Use proportionate verification. Weak checks can expose another person’s information; excessive checks create more Aadhaar, health, payroll or bank data that must be protected and deleted later.

Generate evidence during ordinary operations: versioned screens, event logs, access approvals, vendor tickets, complaint chronology, deletion reports, test recordings and management decisions.

Map the regulated entity, platform, lending-service provider, recovery agent and technology vendors separately. Borrower-facing branding should not obscure accountability.

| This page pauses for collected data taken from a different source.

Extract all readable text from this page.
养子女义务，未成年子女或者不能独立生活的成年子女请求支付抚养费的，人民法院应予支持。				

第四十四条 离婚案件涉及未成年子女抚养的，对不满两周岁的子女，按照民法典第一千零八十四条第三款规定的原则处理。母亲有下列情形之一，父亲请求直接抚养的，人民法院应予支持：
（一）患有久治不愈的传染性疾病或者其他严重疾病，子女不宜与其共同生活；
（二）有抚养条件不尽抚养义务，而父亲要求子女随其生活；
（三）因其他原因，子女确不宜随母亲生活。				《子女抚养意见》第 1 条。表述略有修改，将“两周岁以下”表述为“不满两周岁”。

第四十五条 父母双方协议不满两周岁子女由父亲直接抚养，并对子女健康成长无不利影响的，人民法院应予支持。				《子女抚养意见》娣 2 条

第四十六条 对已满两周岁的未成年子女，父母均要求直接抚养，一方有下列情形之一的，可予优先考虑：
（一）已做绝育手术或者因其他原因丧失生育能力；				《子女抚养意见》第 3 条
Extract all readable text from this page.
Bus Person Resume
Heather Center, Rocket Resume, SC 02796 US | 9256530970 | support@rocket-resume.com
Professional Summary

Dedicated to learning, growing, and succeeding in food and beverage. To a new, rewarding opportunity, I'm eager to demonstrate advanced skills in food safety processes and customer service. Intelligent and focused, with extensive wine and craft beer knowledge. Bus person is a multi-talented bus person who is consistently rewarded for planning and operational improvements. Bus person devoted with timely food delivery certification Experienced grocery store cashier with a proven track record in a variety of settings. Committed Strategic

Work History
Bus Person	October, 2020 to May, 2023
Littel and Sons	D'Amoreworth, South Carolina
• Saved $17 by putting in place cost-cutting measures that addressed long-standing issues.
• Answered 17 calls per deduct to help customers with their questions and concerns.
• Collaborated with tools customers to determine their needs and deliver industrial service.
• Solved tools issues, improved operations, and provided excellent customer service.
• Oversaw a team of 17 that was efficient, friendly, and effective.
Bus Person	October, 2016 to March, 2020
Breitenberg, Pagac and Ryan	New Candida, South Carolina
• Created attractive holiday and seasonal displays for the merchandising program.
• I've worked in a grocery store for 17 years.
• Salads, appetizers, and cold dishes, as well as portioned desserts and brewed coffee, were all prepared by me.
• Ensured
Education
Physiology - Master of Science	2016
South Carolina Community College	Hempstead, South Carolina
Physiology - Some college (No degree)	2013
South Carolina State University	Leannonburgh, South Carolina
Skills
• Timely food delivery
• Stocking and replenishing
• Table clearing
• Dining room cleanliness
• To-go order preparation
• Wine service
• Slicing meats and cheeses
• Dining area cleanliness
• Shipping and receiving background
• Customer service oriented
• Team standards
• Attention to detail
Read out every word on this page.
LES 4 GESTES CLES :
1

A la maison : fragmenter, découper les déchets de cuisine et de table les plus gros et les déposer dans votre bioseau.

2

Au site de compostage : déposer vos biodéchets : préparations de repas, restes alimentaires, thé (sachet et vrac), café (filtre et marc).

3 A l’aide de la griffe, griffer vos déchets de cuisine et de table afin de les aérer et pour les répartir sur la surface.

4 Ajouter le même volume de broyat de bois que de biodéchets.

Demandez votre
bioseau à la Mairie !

Customer-support and collections processes should prohibit requests for passwords, PINs, OTPs and remote-control access, and should preserve complaint and permission evidence.

Control Test

Select one real user or transaction journey and trace it from collection through sharing, access, retention, withdrawal, complaint or closure. Capture the evidence at each stage.

Test the control on production-like systems rather than screenshots alone. Review network traffic, event logs, suppression status, vendor responses, role access and deletion output.

Run an adverse scenario: the vendor is breached, the user is a child, the borrower alleges harassment, the employee leaves or the app permission is revoked. Record the response and gaps.

Compare public wording with actual behaviour. Product forms, call scripts, privacy notices, contracts, SDKs and support tools should tell the same story.

Assign a named owner, funded action and closure date to each gap. Retain the reason when management accepts residual risk or chooses a less intrusive alternative.

Escalation Route

Start with the privacy, security, product or regulated-business owner and preserve system evidence before changing configuration or deleting records. Separate current sector and CERT-In obligations from future DPDP readiness.

For serious complaints, children’s data, financial harassment, medical exposure or suspected cybercrime, involve qualified legal, privacy, cyber, banking, insurance or healthcare specialists and use the applicable official channel.

Frequently Asked Questions

Who is accountable to the borrower?
The regulated entity remains responsible under RBI’s framework, with clear LSP roles.
Can an app access contacts?
RBI’s digital-lending rules restrict mobile-resource access and require need-based collection.
Does one consent cover every lender?
Each purpose and recipient should be transparent and specific.
What should happen after loan closure?
Apply lawful retention, restricted access and documented deletion of unnecessary copies.